La structure politique de l’Empire se retrouve dans sa religion, qui honore les dieux des différentes communautés politiques suivant les rites locaux et ignore le syncrétisme. Cependant, les reliefs du sanctuaire rupestre de Yazilikaya, près de la capitale, montrent un panthéon officiel réformé et simplifié sous une influence hourrite à l’époque de Toudhaliya IV : les divinités, sous des aspects anthropomorphiques et parfois accompagnées de leurs animaux symboliques, sont désignées par des noms hourrites ou des idéogrammes.
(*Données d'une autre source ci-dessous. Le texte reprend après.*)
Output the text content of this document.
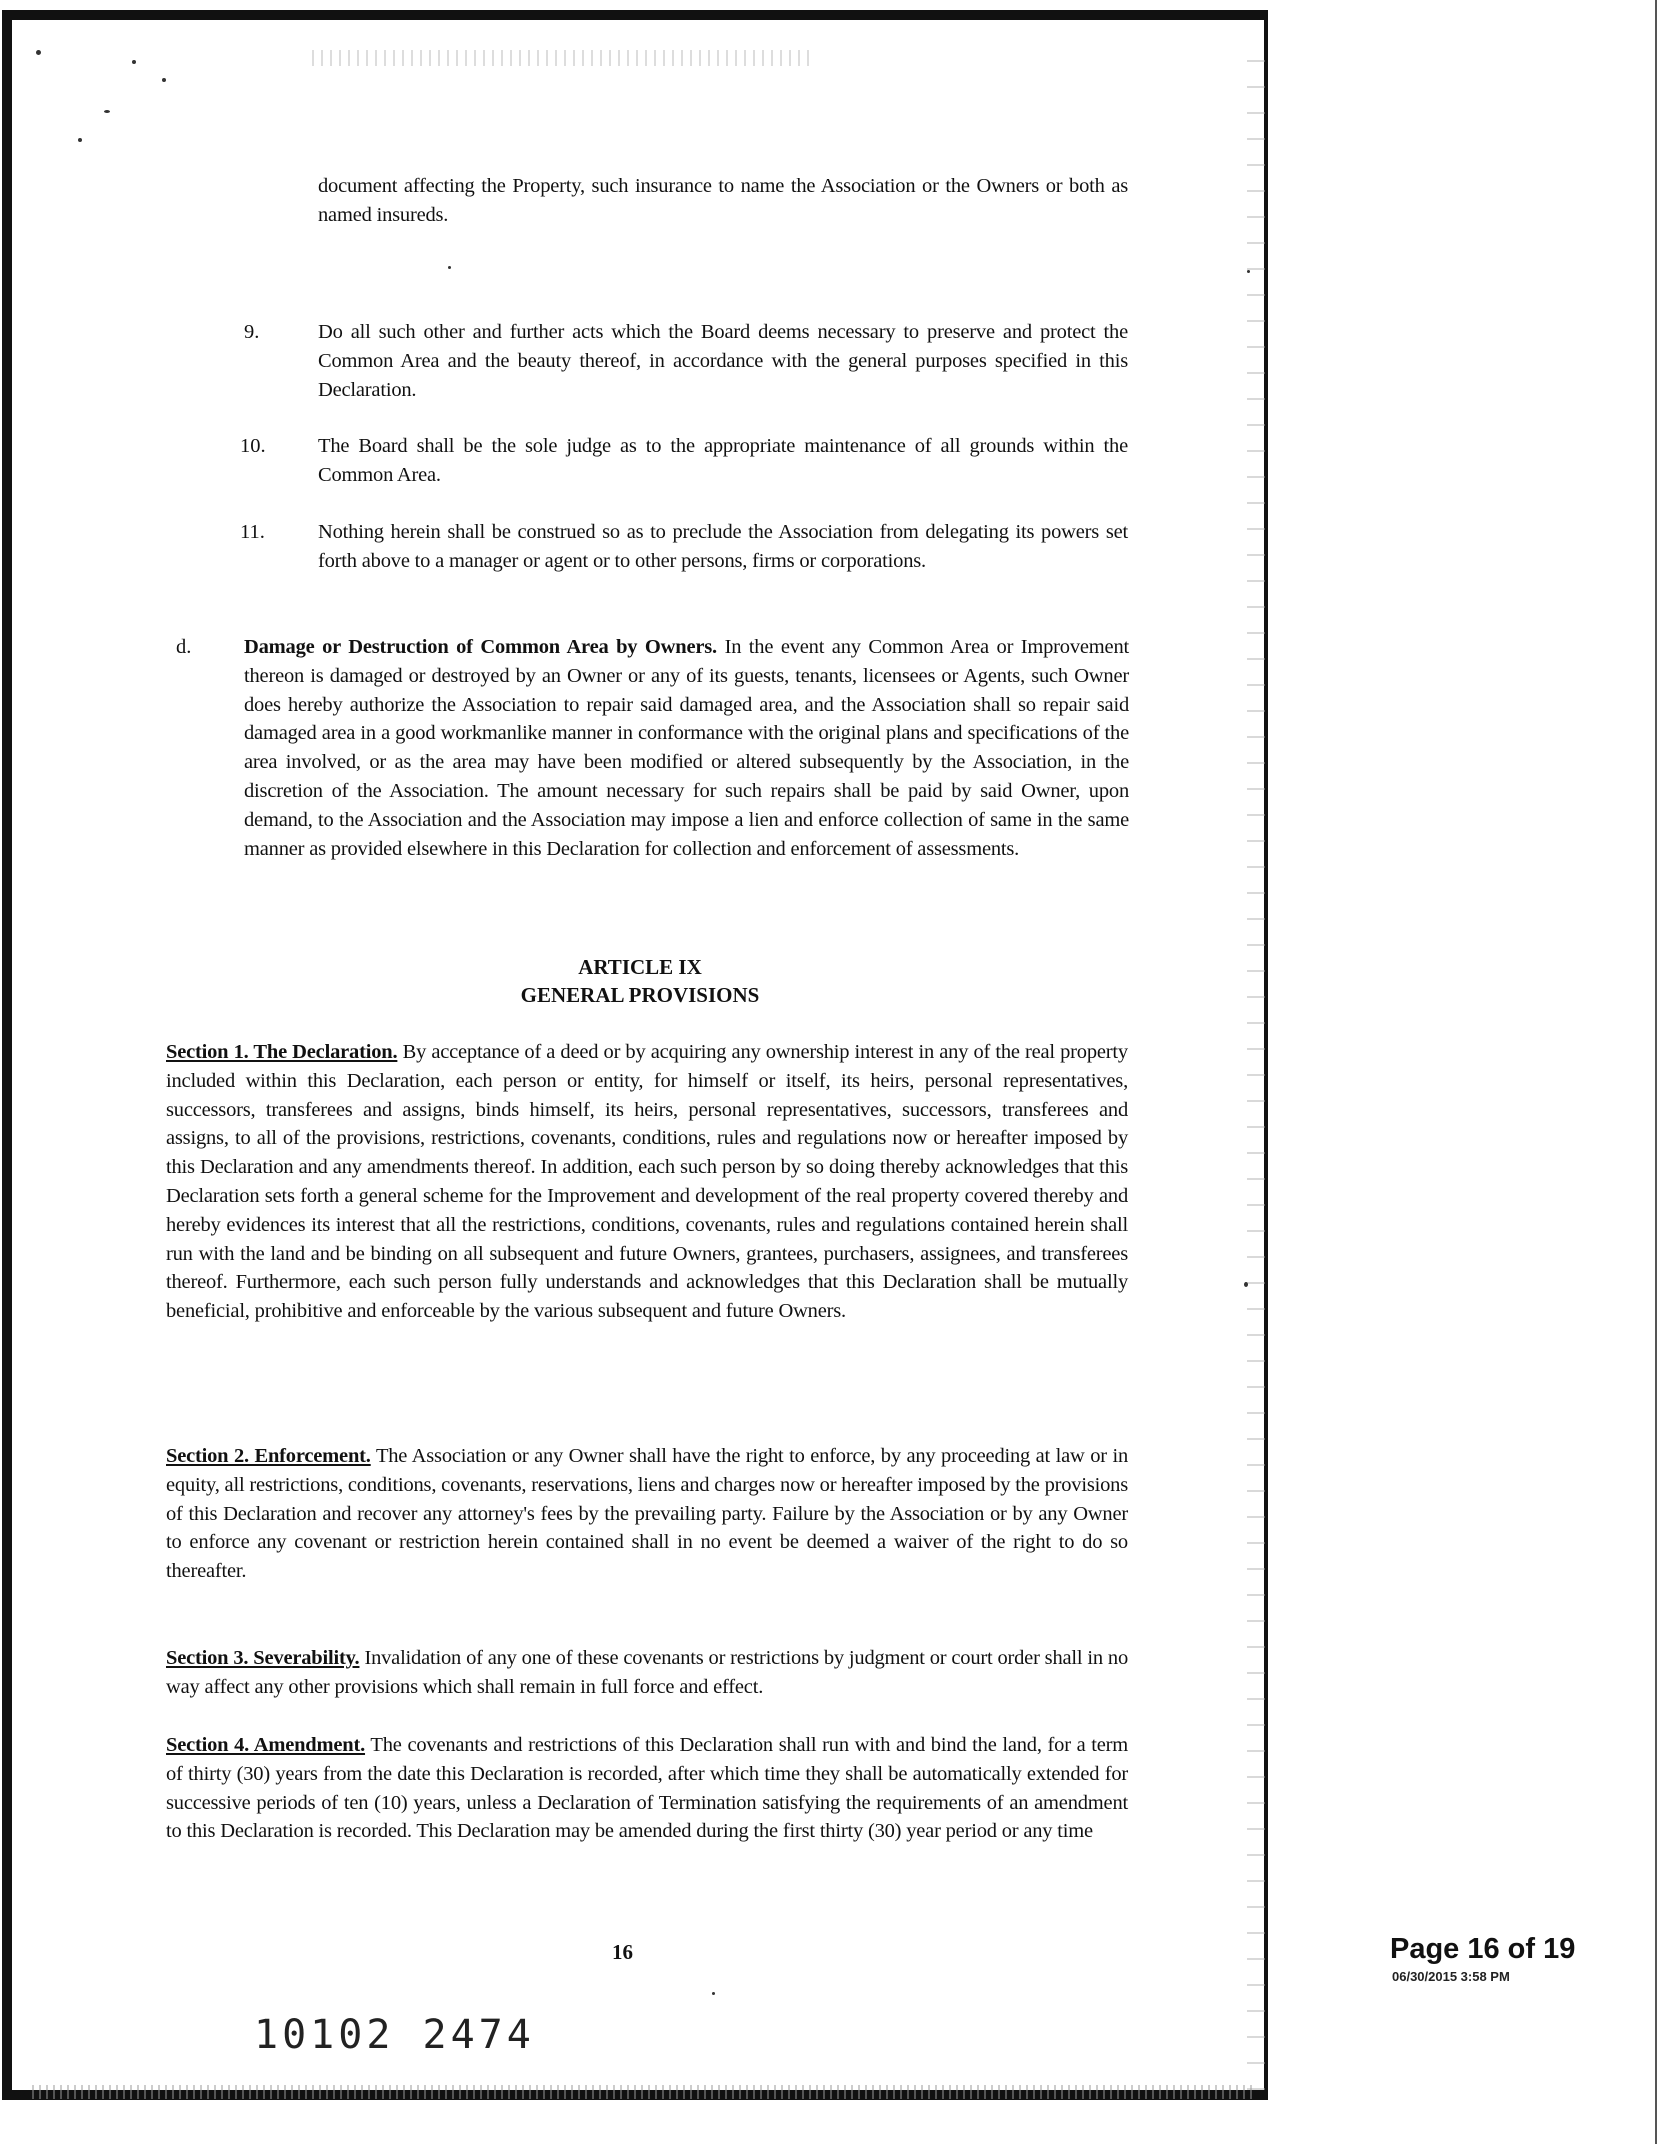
document affecting the Property, such insurance to name the Association or the Owners or both as named insureds.

9.	Do all such other and further acts which the Board deems necessary to preserve and protect the Common Area and the beauty thereof, in accordance with the general purposes specified in this Declaration.

10.	The Board shall be the sole judge as to the appropriate maintenance of all grounds within the Common Area.

11.	Nothing herein shall be construed so as to preclude the Association from delegating its powers set forth above to a manager or agent or to other persons, firms or corporations.

d.	Damage or Destruction of Common Area by Owners. In the event any Common Area or Improvement thereon is damaged or destroyed by an Owner or any of its guests, tenants, licensees or Agents, such Owner does hereby authorize the Association to repair said damaged area, and the Association shall so repair said damaged area in a good workmanlike manner in conformance with the original plans and specifications of the area involved, or as the area may have been modified or altered subsequently by the Association, in the discretion of the Association. The amount necessary for such repairs shall be paid by said Owner, upon demand, to the Association and the Association may impose a lien and enforce collection of same in the same manner as provided elsewhere in this Declaration for collection and enforcement of assessments.

ARTICLE IX
GENERAL PROVISIONS

Section 1. The Declaration. By acceptance of a deed or by acquiring any ownership interest in any of the real property included within this Declaration, each person or entity, for himself or itself, its heirs, personal representatives, successors, transferees and assigns, binds himself, its heirs, personal representatives, successors, transferees and assigns, to all of the provisions, restrictions, covenants, conditions, rules and regulations now or hereafter imposed by this Declaration and any amendments thereof. In addition, each such person by so doing thereby acknowledges that this Declaration sets forth a general scheme for the Improvement and development of the real property covered thereby and hereby evidences its interest that all the restrictions, conditions, covenants, rules and regulations contained herein shall run with the land and be binding on all subsequent and future Owners, grantees, purchasers, assignees, and transferees thereof. Furthermore, each such person fully understands and acknowledges that this Declaration shall be mutually beneficial, prohibitive and enforceable by the various subsequent and future Owners.

Section 2. Enforcement. The Association or any Owner shall have the right to enforce, by any proceeding at law or in equity, all restrictions, conditions, covenants, reservations, liens and charges now or hereafter imposed by the provisions of this Declaration and recover any attorney's fees by the prevailing party. Failure by the Association or by any Owner to enforce any covenant or restriction herein contained shall in no event be deemed a waiver of the right to do so thereafter.

Section 3. Severability. Invalidation of any one of these covenants or restrictions by judgment or court order shall in no way affect any other provisions which shall remain in full force and effect.

Section 4. Amendment. The covenants and restrictions of this Declaration shall run with and bind the land, for a term of thirty (30) years from the date this Declaration is recorded, after which time they shall be automatically extended for successive periods of ten (10) years, unless a Declaration of Termination satisfying the requirements of an amendment to this Declaration is recorded. This Declaration may be amended during the first thirty (30) year period or any time

16
10102 2474
Page 16 of 19
06/30/2015 3:58 PM
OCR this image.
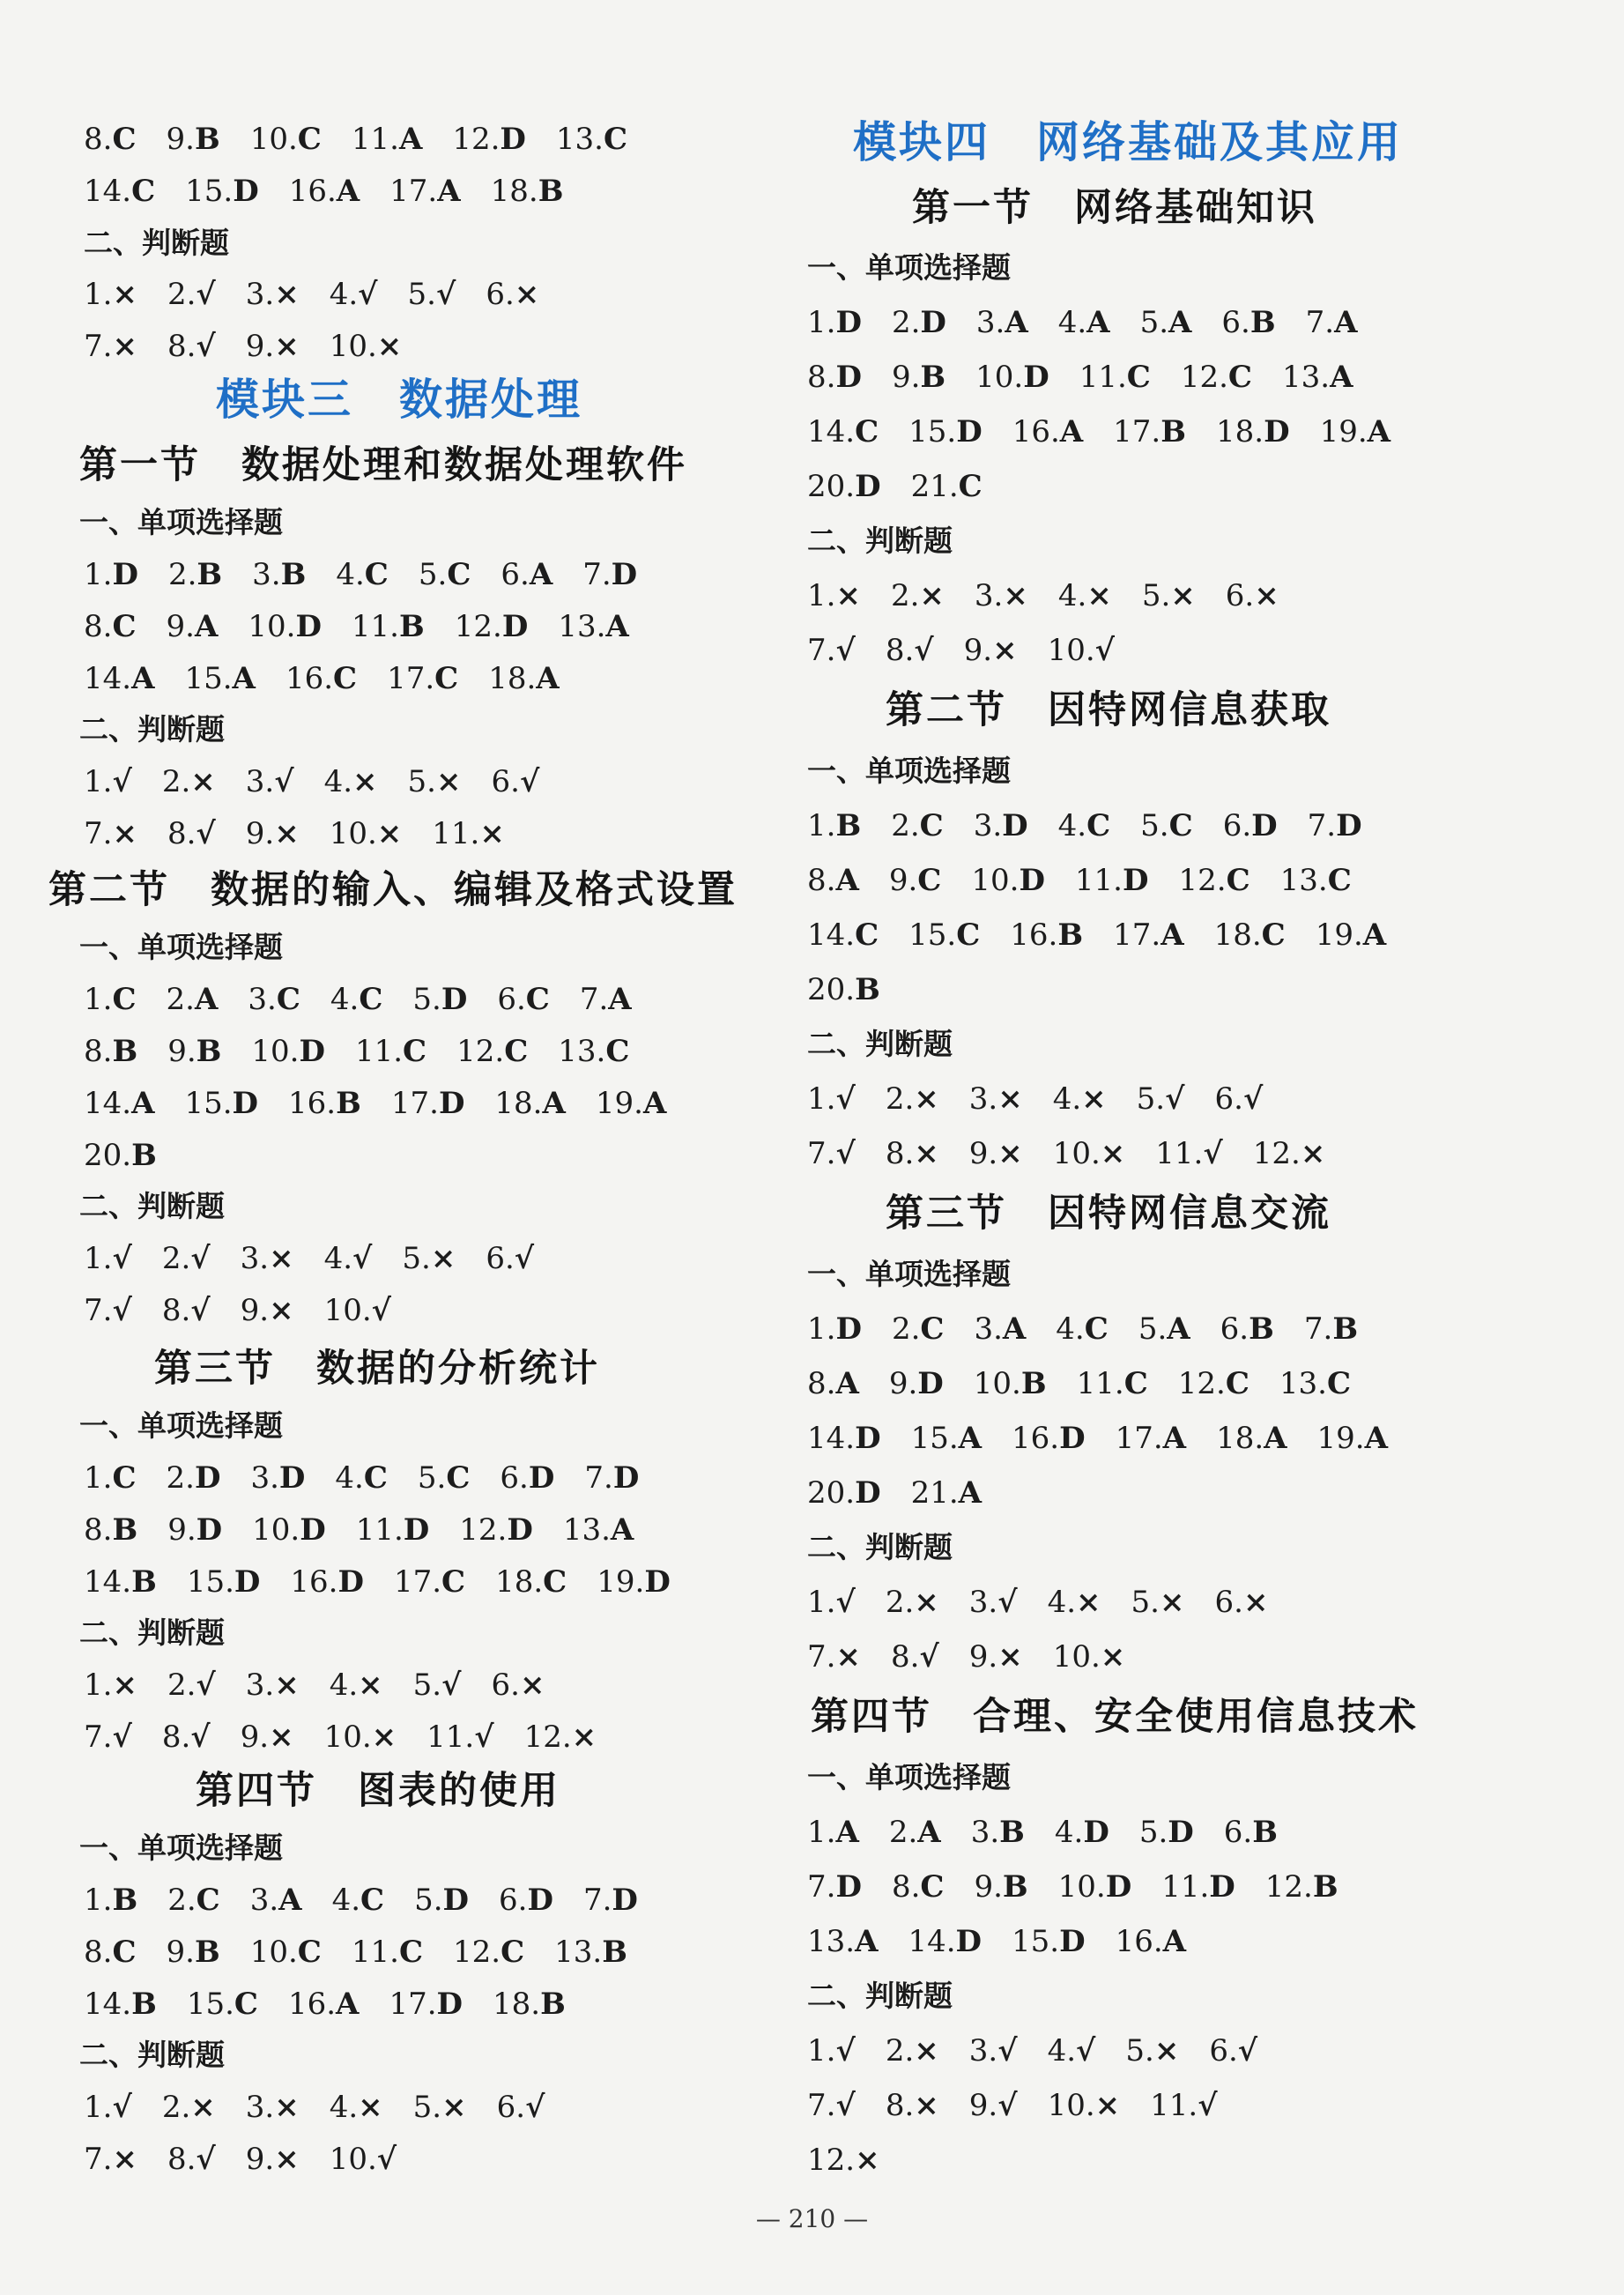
8.C 9.B 10.C 11.A 12.D 13.C
14.C 15.D 16.A 17.A 18.B
二、判断题
1.× 2.√ 3.× 4.√ 5.√ 6.×
7.× 8.√ 9.× 10.×
模块三　数据处理
第一节　数据处理和数据处理软件
一、单项选择题
1.D 2.B 3.B 4.C 5.C 6.A 7.D
8.C 9.A 10.D 11.B 12.D 13.A
14.A 15.A 16.C 17.C 18.A
二、判断题
1.√ 2.× 3.√ 4.× 5.× 6.√
7.× 8.√ 9.× 10.× 11.×
第二节　数据的输入、编辑及格式设置
一、单项选择题
1.C 2.A 3.C 4.C 5.D 6.C 7.A
8.B 9.B 10.D 11.C 12.C 13.C
14.A 15.D 16.B 17.D 18.A 19.A
20.B
二、判断题
1.√ 2.√ 3.× 4.√ 5.× 6.√
7.√ 8.√ 9.× 10.√
第三节　数据的分析统计
一、单项选择题
1.C 2.D 3.D 4.C 5.C 6.D 7.D
8.B 9.D 10.D 11.D 12.D 13.A
14.B 15.D 16.D 17.C 18.C 19.D
二、判断题
1.× 2.√ 3.× 4.× 5.√ 6.×
7.√ 8.√ 9.× 10.× 11.√ 12.×
第四节　图表的使用
一、单项选择题
1.B 2.C 3.A 4.C 5.D 6.D 7.D
8.C 9.B 10.C 11.C 12.C 13.B
14.B 15.C 16.A 17.D 18.B
二、判断题
1.√ 2.× 3.× 4.× 5.× 6.√
7.× 8.√ 9.× 10.√
模块四　网络基础及其应用
第一节　网络基础知识
一、单项选择题
1.D 2.D 3.A 4.A 5.A 6.B 7.A
8.D 9.B 10.D 11.C 12.C 13.A
14.C 15.D 16.A 17.B 18.D 19.A
20.D 21.C
二、判断题
1.× 2.× 3.× 4.× 5.× 6.×
7.√ 8.√ 9.× 10.√
第二节　因特网信息获取
一、单项选择题
1.B 2.C 3.D 4.C 5.C 6.D 7.D
8.A 9.C 10.D 11.D 12.C 13.C
14.C 15.C 16.B 17.A 18.C 19.A
20.B
二、判断题
1.√ 2.× 3.× 4.× 5.√ 6.√
7.√ 8.× 9.× 10.× 11.√ 12.×
第三节　因特网信息交流
一、单项选择题
1.D 2.C 3.A 4.C 5.A 6.B 7.B
8.A 9.D 10.B 11.C 12.C 13.C
14.D 15.A 16.D 17.A 18.A 19.A
20.D 21.A
二、判断题
1.√ 2.× 3.√ 4.× 5.× 6.×
7.× 8.√ 9.× 10.×
第四节　合理、安全使用信息技术
一、单项选择题
1.A 2.A 3.B 4.D 5.D 6.B
7.D 8.C 9.B 10.D 11.D 12.B
13.A 14.D 15.D 16.A
二、判断题
1.√ 2.× 3.√ 4.√ 5.× 6.√
7.√ 8.× 9.√ 10.× 11.√
12.×
— 210 —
Dans le Hatti, les principaux rites ne peuvent être accomplis que par le roi, qui doit renoncer à diriger son armée au moment des grandes fêtes. Ces cérémonies se déroulent soit dans des sanctuaires de plein air, aux gorges ou aux sources d’aspect remarquable, soit dans des temples, comme les cinq édifices retrouvés à Hattousa, dont le plus important est dédié au dieu de l’Orage de Hatti et à la déesse Soleil d’Arinna (une cité voisine). C’est pour les dieux et pour les souverains que l’art hittite, surtout connu par les trouvailles de Hattousa, a réalisé ses principales œuvres : les temples et les sanctuaires, les palais et les fortifications ainsi que les reliefs qui les ornent. La richesse de l’Anatolie en pierre et particulièrement en roches dures d’origine volcanique contribue à l’originalité de l’architecture, qui les emploie pour les fondations cyclopéennes et pour les orthostates, sans renoncer aux matériaux traditionnels, la brique et le cadre de bois. Outre les orthostates, les salles à colonnes de bois sur base de pierre et les grandes fenêtres partant du sol caractérisent les palais hittites, influencés par l’art de la Syrie septentrionale. Les reliefs, généralement peu marqués et frustes, sont souvent lourds et peu esthétiques, et seul le dieu de l’Orage de la Porte du Roi à Hattousa atteint le grand art. Mais les activités traditionnelles de l’Anatolie centrale (glyptique, bronze, céramique) manifestent plus d’habileté et de goût.